At this point it became clear that the main Arab attack was on Beit Zakariah. Tepper noticed that the Arabs had sat down to rest and eat. He saw 300 Arab fighters organized in two rows with green flags, ready to storm Beit Zakariah. Tepper then launched a surprised attack on them. The Arabs fled hastily, leaving behind dozens of dead. Husseini then sent a force to counter-attack, but Tepper had already withdrawn his forces from the area, and Husseini's forces attacked empty positions. Meanwhile, Jewish forces attacked from a different direction, chasing the Arab forces to an open field where heavy fire was concentrated on them. The battle continued until dark, and then the Jewish forces returned to Kfar Etzion.

==Consequences==
Only three Jewish fighters were killed in the battle, compared to over 200 Arab fighters. British authorities knew about the battle, but chose not to intervene. The British police commander in Hebron said that he learned of the attack only around midday, when he saw Arabs celebrating in Hebron. The Arabs claimed that Kfar Etzion and Revadim had been destroyed.
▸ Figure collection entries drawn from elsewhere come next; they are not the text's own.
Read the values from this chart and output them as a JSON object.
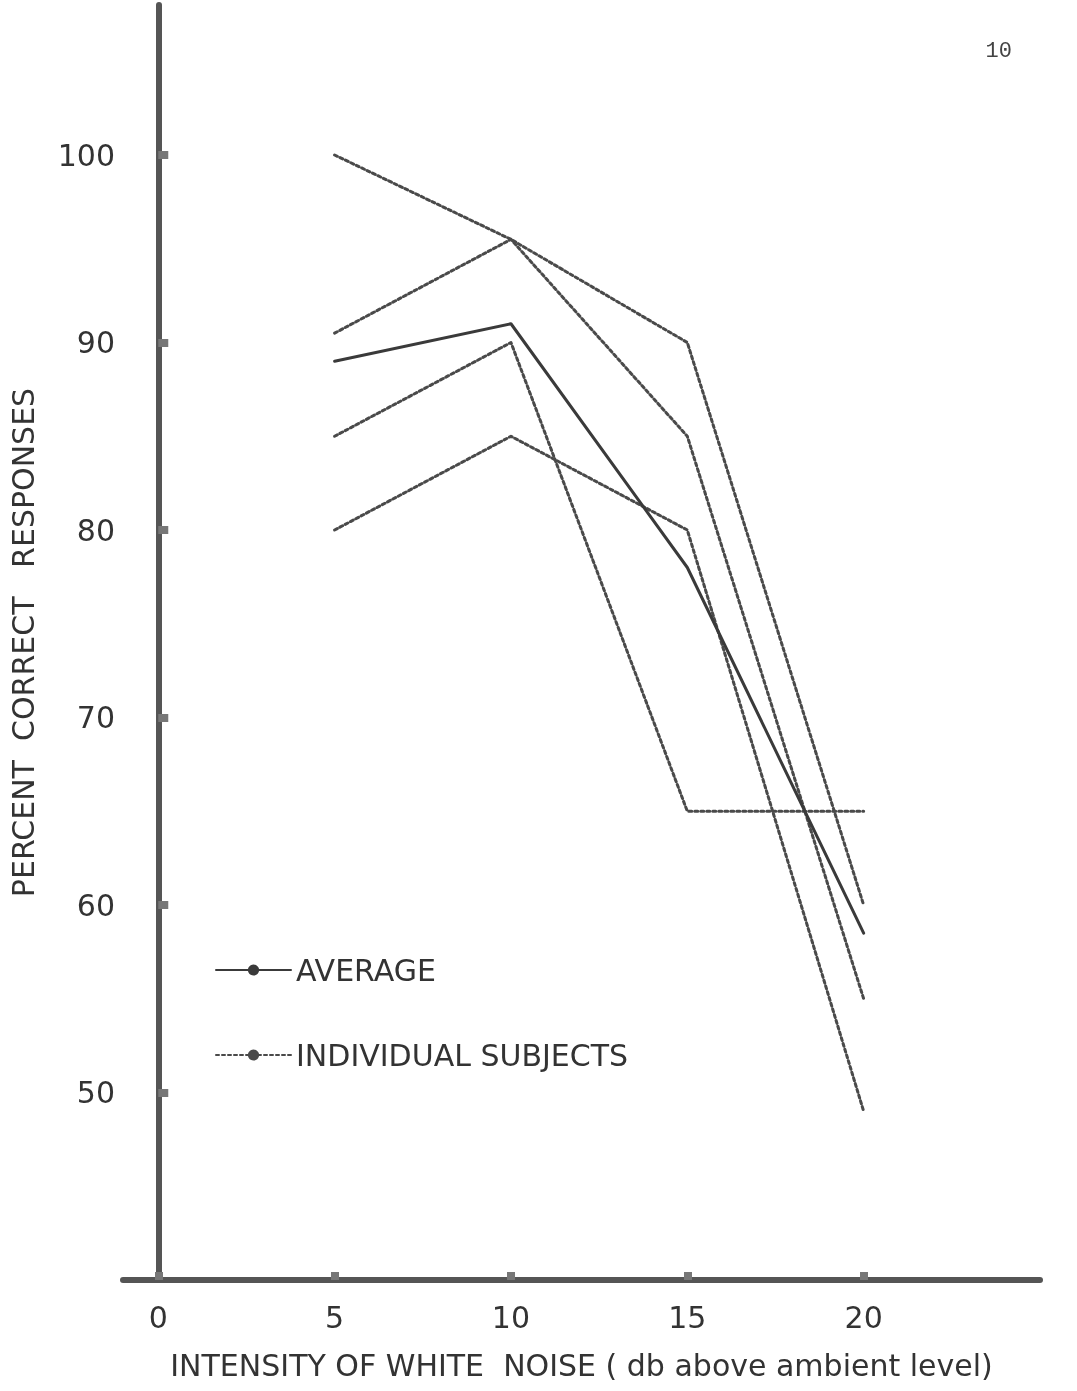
{
  "chart_data": {
    "type": "line",
    "xlabel": "INTENSITY OF WHITE  NOISE ( db above ambient level)",
    "ylabel": "PERCENT  CORRECT   RESPONSES",
    "x": [
      5,
      10,
      15,
      20
    ],
    "series": [
      {
        "name": "AVERAGE",
        "color": "#3a3a3a",
        "line_style": "solid",
        "values": [
          89,
          91,
          78,
          58.5
        ]
      },
      {
        "name": "INDIVIDUAL SUBJECTS",
        "color": "#4a4a4a",
        "line_style": "dotted",
        "values": [
          100,
          95.5,
          90,
          60
        ]
      },
      {
        "color": "#4a4a4a",
        "line_style": "dotted",
        "values": [
          90.5,
          95.5,
          85,
          55
        ]
      },
      {
        "color": "#4a4a4a",
        "line_style": "dotted",
        "values": [
          85,
          90,
          65,
          65
        ]
      },
      {
        "color": "#4a4a4a",
        "line_style": "dotted",
        "values": [
          80,
          85,
          80,
          49
        ]
      }
    ],
    "xlim": [
      -1,
      25
    ],
    "xticks": [
      0,
      5,
      10,
      15,
      20
    ],
    "ylim": [
      40,
      108
    ],
    "yticks": [
      50,
      60,
      70,
      80,
      90,
      100
    ],
    "grid": false,
    "legend": "bottom left",
    "marker": "none",
    "annotations": [
      "10"
    ]
  }
}
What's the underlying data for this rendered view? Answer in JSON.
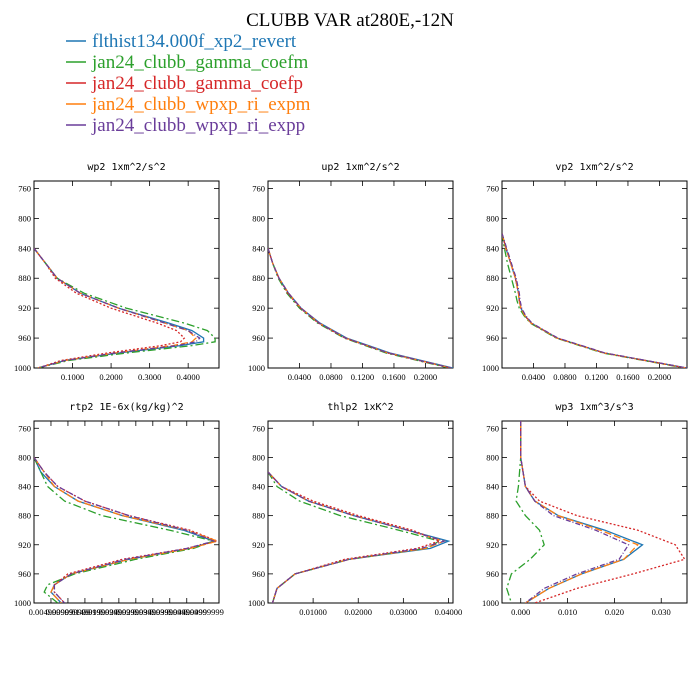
{
  "figure": {
    "title": "CLUBB VAR at280E,-12N"
  },
  "legend": [
    {
      "label": "flthist134.000f_xp2_revert",
      "color": "#1f77b4",
      "dash": "solid"
    },
    {
      "label": "jan24_clubb_gamma_coefm",
      "color": "#2ca02c",
      "dash": "dashdot"
    },
    {
      "label": "jan24_clubb_gamma_coefp",
      "color": "#d62728",
      "dash": "dot"
    },
    {
      "label": "jan24_clubb_wpxp_ri_expm",
      "color": "#ff7f0e",
      "dash": "dash"
    },
    {
      "label": "jan24_clubb_wpxp_ri_expp",
      "color": "#6a3d9a",
      "dash": "dashdot2"
    }
  ],
  "chart_data": [
    {
      "type": "line",
      "title": "wp2  1xm^2/s^2",
      "xlim": [
        0,
        0.48
      ],
      "ylim": [
        1000,
        750
      ],
      "x_ticks": [
        "0.1000",
        "0.2000",
        "0.3000",
        "0.4000"
      ],
      "x_tick_values": [
        0.1,
        0.2,
        0.3,
        0.4
      ],
      "y_ticks": [
        "760",
        "800",
        "840",
        "880",
        "920",
        "960",
        "1000"
      ],
      "y_tick_values": [
        760,
        800,
        840,
        880,
        920,
        960,
        1000
      ],
      "y": [
        840,
        860,
        880,
        900,
        920,
        940,
        950,
        960,
        965,
        970,
        980,
        990,
        1000
      ],
      "series": [
        {
          "values": [
            0.0,
            0.03,
            0.06,
            0.12,
            0.22,
            0.35,
            0.41,
            0.44,
            0.44,
            0.38,
            0.22,
            0.08,
            0.01
          ]
        },
        {
          "values": [
            0.0,
            0.03,
            0.06,
            0.13,
            0.24,
            0.39,
            0.45,
            0.47,
            0.47,
            0.41,
            0.24,
            0.09,
            0.01
          ]
        },
        {
          "values": [
            0.0,
            0.03,
            0.055,
            0.11,
            0.2,
            0.32,
            0.37,
            0.39,
            0.38,
            0.33,
            0.19,
            0.07,
            0.01
          ]
        },
        {
          "values": [
            0.0,
            0.03,
            0.06,
            0.12,
            0.22,
            0.34,
            0.4,
            0.42,
            0.41,
            0.36,
            0.21,
            0.08,
            0.01
          ]
        },
        {
          "values": [
            0.0,
            0.03,
            0.06,
            0.12,
            0.22,
            0.34,
            0.4,
            0.43,
            0.42,
            0.37,
            0.21,
            0.08,
            0.01
          ]
        }
      ]
    },
    {
      "type": "line",
      "title": "up2  1xm^2/s^2",
      "xlim": [
        0,
        0.235
      ],
      "ylim": [
        1000,
        750
      ],
      "x_ticks": [
        "0.0400",
        "0.0800",
        "0.1200",
        "0.1600",
        "0.2000"
      ],
      "x_tick_values": [
        0.04,
        0.08,
        0.12,
        0.16,
        0.2
      ],
      "y_ticks": [
        "760",
        "800",
        "840",
        "880",
        "920",
        "960",
        "1000"
      ],
      "y_tick_values": [
        760,
        800,
        840,
        880,
        920,
        960,
        1000
      ],
      "y": [
        840,
        860,
        880,
        900,
        920,
        940,
        960,
        980,
        1000
      ],
      "series": [
        {
          "values": [
            0.0,
            0.006,
            0.014,
            0.026,
            0.042,
            0.066,
            0.1,
            0.155,
            0.235
          ]
        },
        {
          "values": [
            0.0,
            0.006,
            0.013,
            0.024,
            0.04,
            0.063,
            0.097,
            0.15,
            0.23
          ]
        },
        {
          "values": [
            0.0,
            0.006,
            0.014,
            0.025,
            0.041,
            0.064,
            0.098,
            0.152,
            0.232
          ]
        },
        {
          "values": [
            0.0,
            0.006,
            0.014,
            0.026,
            0.042,
            0.065,
            0.099,
            0.153,
            0.233
          ]
        },
        {
          "values": [
            0.0,
            0.006,
            0.014,
            0.026,
            0.042,
            0.065,
            0.099,
            0.153,
            0.233
          ]
        }
      ]
    },
    {
      "type": "line",
      "title": "vp2  1xm^2/s^2",
      "xlim": [
        0,
        0.235
      ],
      "ylim": [
        1000,
        750
      ],
      "x_ticks": [
        "0.0400",
        "0.0800",
        "0.1200",
        "0.1600",
        "0.2000"
      ],
      "x_tick_values": [
        0.04,
        0.08,
        0.12,
        0.16,
        0.2
      ],
      "y_ticks": [
        "760",
        "800",
        "840",
        "880",
        "920",
        "960",
        "1000"
      ],
      "y_tick_values": [
        760,
        800,
        840,
        880,
        920,
        960,
        1000
      ],
      "y": [
        820,
        840,
        860,
        880,
        900,
        910,
        920,
        930,
        940,
        960,
        980,
        1000
      ],
      "series": [
        {
          "values": [
            0.0,
            0.005,
            0.011,
            0.017,
            0.021,
            0.022,
            0.024,
            0.029,
            0.037,
            0.07,
            0.13,
            0.235
          ]
        },
        {
          "values": [
            0.0,
            0.003,
            0.007,
            0.012,
            0.017,
            0.019,
            0.022,
            0.028,
            0.036,
            0.069,
            0.128,
            0.232
          ]
        },
        {
          "values": [
            0.0,
            0.005,
            0.011,
            0.017,
            0.021,
            0.022,
            0.024,
            0.029,
            0.037,
            0.07,
            0.13,
            0.234
          ]
        },
        {
          "values": [
            0.0,
            0.005,
            0.011,
            0.017,
            0.021,
            0.022,
            0.024,
            0.029,
            0.037,
            0.07,
            0.13,
            0.234
          ]
        },
        {
          "values": [
            0.0,
            0.006,
            0.012,
            0.018,
            0.022,
            0.023,
            0.025,
            0.03,
            0.038,
            0.071,
            0.131,
            0.235
          ]
        }
      ]
    },
    {
      "type": "line",
      "title": "rtp2  1E-6x(kg/kg)^2",
      "xlim": [
        0,
        0.0545
      ],
      "ylim": [
        1000,
        750
      ],
      "x_ticks": [
        "0.004999999",
        "0.009999999",
        "0.01499999",
        "0.01999999",
        "0.02499999",
        "0.02999999",
        "0.03499999",
        "0.03999999",
        "0.04499999",
        "0.04999999"
      ],
      "x_tick_values": [
        0.005,
        0.01,
        0.015,
        0.02,
        0.025,
        0.03,
        0.035,
        0.04,
        0.045,
        0.05
      ],
      "y_ticks": [
        "760",
        "800",
        "840",
        "880",
        "920",
        "960",
        "1000"
      ],
      "y_tick_values": [
        760,
        800,
        840,
        880,
        920,
        960,
        1000
      ],
      "y": [
        800,
        820,
        840,
        860,
        880,
        900,
        915,
        925,
        940,
        960,
        975,
        985,
        1000
      ],
      "series": [
        {
          "values": [
            0.0,
            0.002,
            0.006,
            0.013,
            0.026,
            0.044,
            0.053,
            0.046,
            0.028,
            0.011,
            0.006,
            0.005,
            0.008
          ]
        },
        {
          "values": [
            0.0,
            0.002,
            0.004,
            0.009,
            0.02,
            0.04,
            0.053,
            0.047,
            0.03,
            0.012,
            0.004,
            0.003,
            0.007
          ]
        },
        {
          "values": [
            0.0,
            0.003,
            0.007,
            0.015,
            0.028,
            0.046,
            0.054,
            0.045,
            0.026,
            0.01,
            0.006,
            0.006,
            0.009
          ]
        },
        {
          "values": [
            0.0,
            0.003,
            0.006,
            0.013,
            0.026,
            0.045,
            0.054,
            0.046,
            0.028,
            0.011,
            0.006,
            0.005,
            0.008
          ]
        },
        {
          "values": [
            0.0,
            0.003,
            0.007,
            0.015,
            0.028,
            0.045,
            0.053,
            0.045,
            0.027,
            0.011,
            0.006,
            0.006,
            0.009
          ]
        }
      ]
    },
    {
      "type": "line",
      "title": "thlp2  1xK^2",
      "xlim": [
        0,
        0.041
      ],
      "ylim": [
        1000,
        750
      ],
      "x_ticks": [
        "0.01000",
        "0.02000",
        "0.03000",
        "0.04000"
      ],
      "x_tick_values": [
        0.01,
        0.02,
        0.03,
        0.04
      ],
      "y_ticks": [
        "760",
        "800",
        "840",
        "880",
        "920",
        "960",
        "1000"
      ],
      "y_tick_values": [
        760,
        800,
        840,
        880,
        920,
        960,
        1000
      ],
      "y": [
        820,
        840,
        860,
        880,
        900,
        915,
        925,
        940,
        960,
        980,
        1000
      ],
      "series": [
        {
          "values": [
            0.0,
            0.003,
            0.009,
            0.019,
            0.031,
            0.04,
            0.036,
            0.018,
            0.006,
            0.002,
            0.001
          ]
        },
        {
          "values": [
            0.0,
            0.002,
            0.007,
            0.016,
            0.029,
            0.038,
            0.035,
            0.018,
            0.006,
            0.002,
            0.001
          ]
        },
        {
          "values": [
            0.0,
            0.003,
            0.01,
            0.02,
            0.032,
            0.038,
            0.033,
            0.017,
            0.006,
            0.002,
            0.001
          ]
        },
        {
          "values": [
            0.0,
            0.003,
            0.009,
            0.019,
            0.031,
            0.039,
            0.035,
            0.018,
            0.006,
            0.002,
            0.001
          ]
        },
        {
          "values": [
            0.0,
            0.003,
            0.009,
            0.019,
            0.031,
            0.039,
            0.034,
            0.018,
            0.006,
            0.002,
            0.001
          ]
        }
      ]
    },
    {
      "type": "line",
      "title": "wp3  1xm^3/s^3",
      "xlim": [
        -0.004,
        0.0355
      ],
      "ylim": [
        1000,
        750
      ],
      "x_ticks": [
        "0.000",
        "0.010",
        "0.020",
        "0.030"
      ],
      "x_tick_values": [
        0.0,
        0.01,
        0.02,
        0.03
      ],
      "y_ticks": [
        "760",
        "800",
        "840",
        "880",
        "920",
        "960",
        "1000"
      ],
      "y_tick_values": [
        760,
        800,
        840,
        880,
        920,
        960,
        1000
      ],
      "y": [
        750,
        800,
        840,
        860,
        880,
        900,
        920,
        940,
        960,
        980,
        1000
      ],
      "series": [
        {
          "values": [
            0.0,
            0.0,
            0.001,
            0.003,
            0.008,
            0.018,
            0.026,
            0.022,
            0.013,
            0.006,
            0.001
          ]
        },
        {
          "values": [
            0.0,
            0.0,
            -0.0005,
            -0.001,
            0.001,
            0.004,
            0.005,
            0.002,
            -0.002,
            -0.003,
            -0.002
          ]
        },
        {
          "values": [
            0.0,
            0.0,
            0.001,
            0.004,
            0.012,
            0.025,
            0.033,
            0.035,
            0.024,
            0.012,
            0.003
          ]
        },
        {
          "values": [
            0.0,
            0.0,
            0.001,
            0.003,
            0.008,
            0.017,
            0.025,
            0.022,
            0.013,
            0.006,
            0.001
          ]
        },
        {
          "values": [
            0.0,
            0.0,
            0.001,
            0.003,
            0.007,
            0.016,
            0.023,
            0.021,
            0.012,
            0.005,
            0.001
          ]
        }
      ]
    }
  ]
}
The battle was a disappointment for the Arabs - local Arabs feared a Jewish reprisal, the High Arab Command was blamed for neglecting its soldiers, the Husseini family lost status, and local Arabs began to rely on the Arab Liberation Army rather than serving as an independent military force. Yigal Yadin said of this battle, "It was one of our greatest victories, a mighty victory under the circumstances of those days, and relative to the weakness of our forces." Yigal Alon wrote that the counter-attack was the most successful of the entire war.

The Arabs tried to hide the extent of the defeat. The Shai intelligence unit gathered the names of 100 dead and 104 wounded among the Arab fighters, and published their names in Arabic on the Hagana radio station. Gush Etzion was not attacked again until April 12, 1948. Due to this defeat, Husseini cancelled his plans to attack Jewish communities, and focused on attacks on the roads.

Meanwhile, Gush Etzion remained isolated and lacking in military equipment, and without medical resources for the wounded. The Convoy of 35 were intended to reinforce the Gush Etzion defenses, and they carried medical equipment with them.